D’après des documents contractuels consultés par The Intercept, l’ODNI développe actuellement un système baptisé « Intelligence Community Data Consortium » (ICDC) pour centraliser et « rationaliser » l’utilisation des informations commercialement disponibles (CAI) par les agences d’espionnage américaines. Cette plateforme, qui sera accessible via le site www.icdata.gov, permettra notamment d’accéder aux données de géolocalisation issues de la publicité mobile.
Ce portail inclurait des informations considérées comme « hautement sensibles » par l’ODNI, définies comme pouvant « être utilisées à mauvais escient pour causer des dommages substantiels, des embarras et des inconvénients aux citoyens américains ». Les documents révèlent que les agences d’espionnage utiliseront ce portail web non seulement pour rechercher des données privées, mais aussi pour les traiter via des outils d’intelligence artificielle.
Un supermarché de la surveillance
Jusqu’à présent, chaque agence achetait individuellement ces données commerciales. Avec l’ICDC, les 18 différentes agences et bureaux fédéraux qui composent la communauté du renseignement américain – dont la NSA, la CIA, la branche renseignement du FBI et le Bureau du renseignement et de l’analyse de la Sécurité intérieure – disposeront d’une interface unique pour rechercher et accéder à ces données.
Le système comprendra également une « place de marché de données » permettant d’acheter « les meilleures données au meilleur prix », plus rapidement que jamais. Un document suggère même que le portail sera également utilisé par des agences sans lien direct avec le renseignement ou la défense.
« En pratique, le Data Consortium fournirait un guichet unique permettant aux agences d’acheter à bas prix l’accès à de vastes quantités d’informations sensibles sur les Américains auprès d’entités commerciales, contournant ainsi les protections constitutionnelles et légales en matière de vie privée », explique Emile Ayoub, avocat du programme liberté et sécurité nationale du Brennan Center.
Interrogée par The Intercept, la porte-parole de l’ODNI, Olivia Coleman, a déclaré : « L’ODNI travaille à rationaliser plusieurs processus inefficaces, notamment les contrats redondants pour accéder aux données existantes, tout en veillant à ce que les libertés civiles des Américains et les droits garantis par le quatrième amendement soient respectés. » Elle n’a toutefois pas précisé si la nouvelle plateforme vendrait l’accès à des données concernant des citoyens américains, ni comment elle utiliserait l’intelligence artificielle.
Un contournement légal des protections constitutionnelles
Depuis des années, les agences d’espionnage et les bureaux de renseignement militaire achètent librement des informations personnelles sensibles plutôt que de les obtenir via une décision de justice.
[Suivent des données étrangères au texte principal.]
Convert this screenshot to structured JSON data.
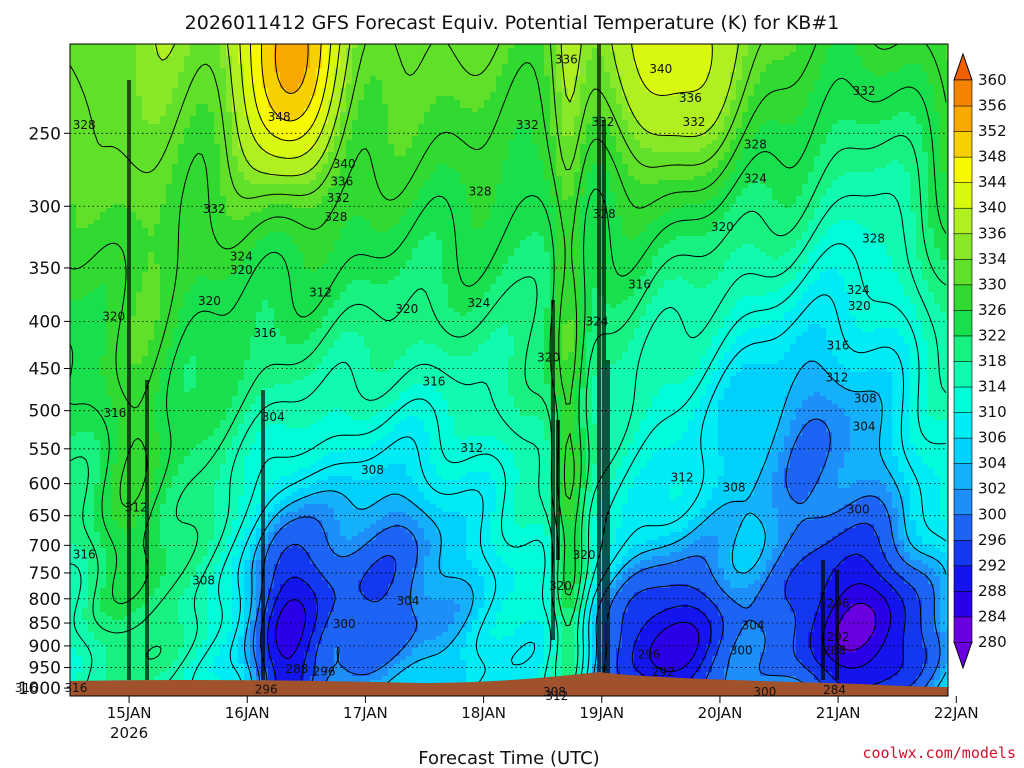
{
  "chart_data": {
    "type": "heatmap",
    "title": "2026011412 GFS Forecast Equiv. Potential Temperature (K) for KB#1",
    "xlabel": "Forecast Time (UTC)",
    "ylabel": "",
    "credit": "coolwx.com/models",
    "x_ticks": [
      {
        "label": "15JAN",
        "sub": "2026",
        "t": 1
      },
      {
        "label": "16JAN",
        "sub": "",
        "t": 2
      },
      {
        "label": "17JAN",
        "sub": "",
        "t": 3
      },
      {
        "label": "18JAN",
        "sub": "",
        "t": 4
      },
      {
        "label": "19JAN",
        "sub": "",
        "t": 5
      },
      {
        "label": "20JAN",
        "sub": "",
        "t": 6
      },
      {
        "label": "21JAN",
        "sub": "",
        "t": 7
      },
      {
        "label": "22JAN",
        "sub": "",
        "t": 8
      }
    ],
    "xlim": [
      0.5,
      7.93
    ],
    "y_ticks": [
      250,
      300,
      350,
      400,
      450,
      500,
      550,
      600,
      650,
      700,
      750,
      800,
      850,
      900,
      950,
      1000
    ],
    "ylim": [
      1020,
      200
    ],
    "y_scale": "log-pressure",
    "grid": "dotted",
    "colorbar": {
      "levels": [
        280,
        284,
        288,
        292,
        296,
        300,
        302,
        304,
        306,
        310,
        314,
        318,
        322,
        326,
        330,
        334,
        336,
        340,
        344,
        348,
        352,
        356,
        360
      ],
      "colors": [
        "#6a00e0",
        "#2a00e8",
        "#1414ee",
        "#1438f0",
        "#1e64f4",
        "#1e8ef8",
        "#14b0fa",
        "#00d0fc",
        "#00ecf4",
        "#00fcd8",
        "#10fab0",
        "#18f080",
        "#18e04c",
        "#30da30",
        "#60e028",
        "#88e828",
        "#b0f020",
        "#d8f810",
        "#f8f800",
        "#f8d000",
        "#f8a800",
        "#f48400",
        "#f06000"
      ]
    },
    "contour_labels": [
      {
        "v": "328",
        "t": 0.62,
        "p": 245
      },
      {
        "v": "348",
        "t": 2.27,
        "p": 240
      },
      {
        "v": "340",
        "t": 2.82,
        "p": 270
      },
      {
        "v": "336",
        "t": 2.8,
        "p": 282
      },
      {
        "v": "332",
        "t": 2.77,
        "p": 294
      },
      {
        "v": "328",
        "t": 2.75,
        "p": 308
      },
      {
        "v": "332",
        "t": 1.72,
        "p": 302
      },
      {
        "v": "324",
        "t": 1.95,
        "p": 340
      },
      {
        "v": "320",
        "t": 1.95,
        "p": 352
      },
      {
        "v": "320",
        "t": 1.68,
        "p": 380
      },
      {
        "v": "320",
        "t": 0.87,
        "p": 395
      },
      {
        "v": "312",
        "t": 2.62,
        "p": 372
      },
      {
        "v": "316",
        "t": 2.15,
        "p": 412
      },
      {
        "v": "320",
        "t": 3.35,
        "p": 388
      },
      {
        "v": "324",
        "t": 3.96,
        "p": 382
      },
      {
        "v": "328",
        "t": 3.97,
        "p": 289
      },
      {
        "v": "332",
        "t": 4.37,
        "p": 245
      },
      {
        "v": "336",
        "t": 4.7,
        "p": 208
      },
      {
        "v": "332",
        "t": 5.01,
        "p": 243
      },
      {
        "v": "328",
        "t": 5.02,
        "p": 306
      },
      {
        "v": "340",
        "t": 5.5,
        "p": 213
      },
      {
        "v": "336",
        "t": 5.75,
        "p": 229
      },
      {
        "v": "332",
        "t": 5.78,
        "p": 243
      },
      {
        "v": "328",
        "t": 6.3,
        "p": 257
      },
      {
        "v": "324",
        "t": 6.3,
        "p": 280
      },
      {
        "v": "320",
        "t": 6.02,
        "p": 316
      },
      {
        "v": "316",
        "t": 5.32,
        "p": 365
      },
      {
        "v": "332",
        "t": 7.22,
        "p": 225
      },
      {
        "v": "328",
        "t": 7.3,
        "p": 325
      },
      {
        "v": "324",
        "t": 7.17,
        "p": 370
      },
      {
        "v": "320",
        "t": 7.18,
        "p": 385
      },
      {
        "v": "324",
        "t": 4.96,
        "p": 400
      },
      {
        "v": "320",
        "t": 4.55,
        "p": 438
      },
      {
        "v": "316",
        "t": 3.58,
        "p": 465
      },
      {
        "v": "316",
        "t": 7.0,
        "p": 425
      },
      {
        "v": "312",
        "t": 6.99,
        "p": 460
      },
      {
        "v": "308",
        "t": 7.23,
        "p": 485
      },
      {
        "v": "304",
        "t": 7.22,
        "p": 520
      },
      {
        "v": "316",
        "t": 0.88,
        "p": 503
      },
      {
        "v": "304",
        "t": 2.22,
        "p": 508
      },
      {
        "v": "312",
        "t": 3.9,
        "p": 549
      },
      {
        "v": "308",
        "t": 3.06,
        "p": 580
      },
      {
        "v": "312",
        "t": 5.68,
        "p": 591
      },
      {
        "v": "308",
        "t": 6.12,
        "p": 606
      },
      {
        "v": "300",
        "t": 7.17,
        "p": 640
      },
      {
        "v": "312",
        "t": 1.06,
        "p": 637
      },
      {
        "v": "316",
        "t": 0.62,
        "p": 716
      },
      {
        "v": "308",
        "t": 1.63,
        "p": 764
      },
      {
        "v": "320",
        "t": 4.85,
        "p": 717
      },
      {
        "v": "320",
        "t": 4.65,
        "p": 775
      },
      {
        "v": "304",
        "t": 3.36,
        "p": 804
      },
      {
        "v": "300",
        "t": 2.82,
        "p": 852
      },
      {
        "v": "296",
        "t": 2.65,
        "p": 960
      },
      {
        "v": "288",
        "t": 2.42,
        "p": 953
      },
      {
        "v": "296",
        "t": 2.16,
        "p": 1003
      },
      {
        "v": "296",
        "t": 5.4,
        "p": 920
      },
      {
        "v": "292",
        "t": 5.52,
        "p": 961
      },
      {
        "v": "300",
        "t": 6.18,
        "p": 910
      },
      {
        "v": "304",
        "t": 6.28,
        "p": 855
      },
      {
        "v": "300",
        "t": 6.38,
        "p": 1010
      },
      {
        "v": "296",
        "t": 7.0,
        "p": 810
      },
      {
        "v": "292",
        "t": 7.0,
        "p": 880
      },
      {
        "v": "288",
        "t": 6.97,
        "p": 910
      },
      {
        "v": "284",
        "t": 6.97,
        "p": 1005
      },
      {
        "v": "316",
        "t": 0.13,
        "p": 1000
      },
      {
        "v": "316",
        "t": 0.55,
        "p": 1000
      },
      {
        "v": "308",
        "t": 4.6,
        "p": 1010
      },
      {
        "v": "312",
        "t": 4.62,
        "p": 1020
      }
    ]
  }
}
Grâce en grande partie aux annonceurs et aux développeurs d’applications peu scrupuleux opérant dans un vide réglementaire, il est trivial de se procurer des informations extrêmement sensibles sur pratiquement n’importe qui ayant une présence en ligne.
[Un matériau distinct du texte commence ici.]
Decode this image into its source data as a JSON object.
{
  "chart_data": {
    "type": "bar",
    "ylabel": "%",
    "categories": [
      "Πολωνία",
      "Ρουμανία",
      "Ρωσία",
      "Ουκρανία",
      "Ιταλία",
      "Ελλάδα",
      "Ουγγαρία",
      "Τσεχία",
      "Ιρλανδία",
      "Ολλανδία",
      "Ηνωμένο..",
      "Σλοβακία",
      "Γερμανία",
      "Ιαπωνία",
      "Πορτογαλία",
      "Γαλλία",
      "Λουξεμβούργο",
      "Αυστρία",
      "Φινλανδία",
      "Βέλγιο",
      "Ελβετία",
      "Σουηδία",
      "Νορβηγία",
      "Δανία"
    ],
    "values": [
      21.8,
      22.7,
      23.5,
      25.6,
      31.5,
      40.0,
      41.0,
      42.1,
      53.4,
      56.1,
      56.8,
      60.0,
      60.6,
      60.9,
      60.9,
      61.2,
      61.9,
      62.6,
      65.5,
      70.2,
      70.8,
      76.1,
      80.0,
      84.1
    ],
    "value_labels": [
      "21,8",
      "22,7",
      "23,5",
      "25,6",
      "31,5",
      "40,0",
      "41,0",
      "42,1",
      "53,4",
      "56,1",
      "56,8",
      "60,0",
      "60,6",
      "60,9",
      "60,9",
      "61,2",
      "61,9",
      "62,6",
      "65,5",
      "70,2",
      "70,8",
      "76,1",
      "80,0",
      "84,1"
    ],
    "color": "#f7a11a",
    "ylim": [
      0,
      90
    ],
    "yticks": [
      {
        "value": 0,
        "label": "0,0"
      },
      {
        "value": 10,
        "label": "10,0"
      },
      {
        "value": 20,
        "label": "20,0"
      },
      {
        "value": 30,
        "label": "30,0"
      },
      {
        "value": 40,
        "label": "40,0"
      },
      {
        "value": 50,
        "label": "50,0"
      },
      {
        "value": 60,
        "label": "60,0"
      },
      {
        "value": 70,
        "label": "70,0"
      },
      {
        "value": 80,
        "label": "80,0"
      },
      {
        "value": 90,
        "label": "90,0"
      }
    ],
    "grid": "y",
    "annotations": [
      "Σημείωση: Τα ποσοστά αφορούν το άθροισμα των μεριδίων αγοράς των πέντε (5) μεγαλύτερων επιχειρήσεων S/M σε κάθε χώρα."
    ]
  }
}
Les smartphones en particulier laissent derrière eux d’immenses quantités de données, notamment des enregistrements détaillés de vos déplacements qui peuvent être achetés et vendus par quiconque s’y intéresse. L’ODNI a précédemment défini les CAI « sensibles » comme des informations « peu connues sur un individu qui pourraient être utilisées pour nuire à sa réputation, à son bien-être émotionnel ou à sa sécurité physique. »
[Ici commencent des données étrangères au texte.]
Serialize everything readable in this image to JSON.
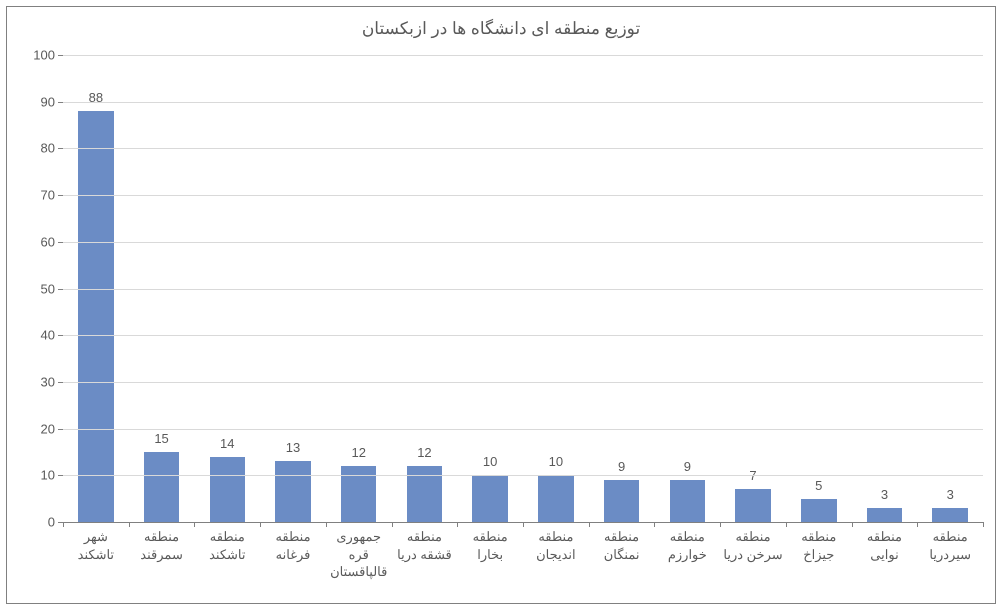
{
  "chart": {
    "type": "bar",
    "title": "توزیع منطقه ای دانشگاه ها در ازبکستان",
    "title_fontsize": 17,
    "label_fontsize": 13,
    "background_color": "#ffffff",
    "grid_color": "#d9d9d9",
    "axis_color": "#808080",
    "text_color": "#595959",
    "bar_color": "#6b8cc5",
    "bar_width": 0.54,
    "ylim": [
      0,
      100
    ],
    "ytick_step": 10,
    "yticks": [
      0,
      10,
      20,
      30,
      40,
      50,
      60,
      70,
      80,
      90,
      100
    ],
    "categories": [
      "شهر تاشکند",
      "منطقه سمرقند",
      "منطقه تاشکند",
      "منطقه فرغانه",
      "جمهوری قره قالپاقستان",
      "منطقه قشقه دریا",
      "منطقه بخارا",
      "منطقه اندیجان",
      "منطقه نمنگان",
      "منطقه خوارزم",
      "منطقه سرخن دریا",
      "منطقه جیزاخ",
      "منطقه نوایی",
      "منطقه سیردریا"
    ],
    "values": [
      88,
      15,
      14,
      13,
      12,
      12,
      10,
      10,
      9,
      9,
      7,
      5,
      3,
      3
    ]
  }
}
Les documents fournissent un aperçu des nombreux types de CAI disponibles, notamment des informations concernant la sécurité économique, la chaîne d’approvisionnement, la protection des infrastructures critiques, la concurrence entre grandes puissances, les données agricoles, les données industrielles, l’analyse de sentiment et les services d’analyse vidéo.
Un problème d’abondance plutôt que de rareté
Alors que la prolifération de données pouvant révéler des détails intimes sur pratiquement n’importe qui a alarmé les défenseurs des libertés civiles, les militants de la vie privée et certains membres du Congrès, la communauté du renseignement y voit un autre problème : il y a trop de données à organiser, et le processus désorganisé d’achat gaspille de l’argent.
Pour remédier à cette surabondance, l’ODNI recherche des fournisseurs du secteur privé pour construire et gérer ce nouveau « consortium de données commerciales qui unifie l’acquisition de données commerciales puis permet aux utilisateurs de la communauté du renseignement d’accéder et d’interagir avec ces données commerciales en un seul endroit », selon un document d’approvisionnement obtenu par The Intercept.
« La communauté du renseignement adhère toujours à la mentalité ‘prenons tout, nous trouverons quelque chose à en faire’ plutôt que de réfléchir à ne collecter que les données dont elle a besoin ou pour lesquelles elle a un usage spécifique envisagé », déclare Calli Schroeder, conseillère principale au sein de l’Electronic Privacy Information Project.
Un système de surveillance permanent
Si la mention des libertés civiles dans le projet pourrait apporter un certain soulagement aux défenseurs de la vie privée, le projet représente également la mesure dans laquelle l’utilisation de cette forme de surveillance intrinsèquement controversée est là pour rester.
L’extension des capacités de surveillance via l’achat de données commerciales soulève d’importantes questions constitutionnelles. Le quatrième amendement protège les citoyens contre les perquisitions et saisies abusives, exigeant généralement un mandat basé sur une cause probable. En achetant des données plutôt qu’en les obtenant via une procédure judiciaire, les agences gouvernementales contournent effectivement cette protection.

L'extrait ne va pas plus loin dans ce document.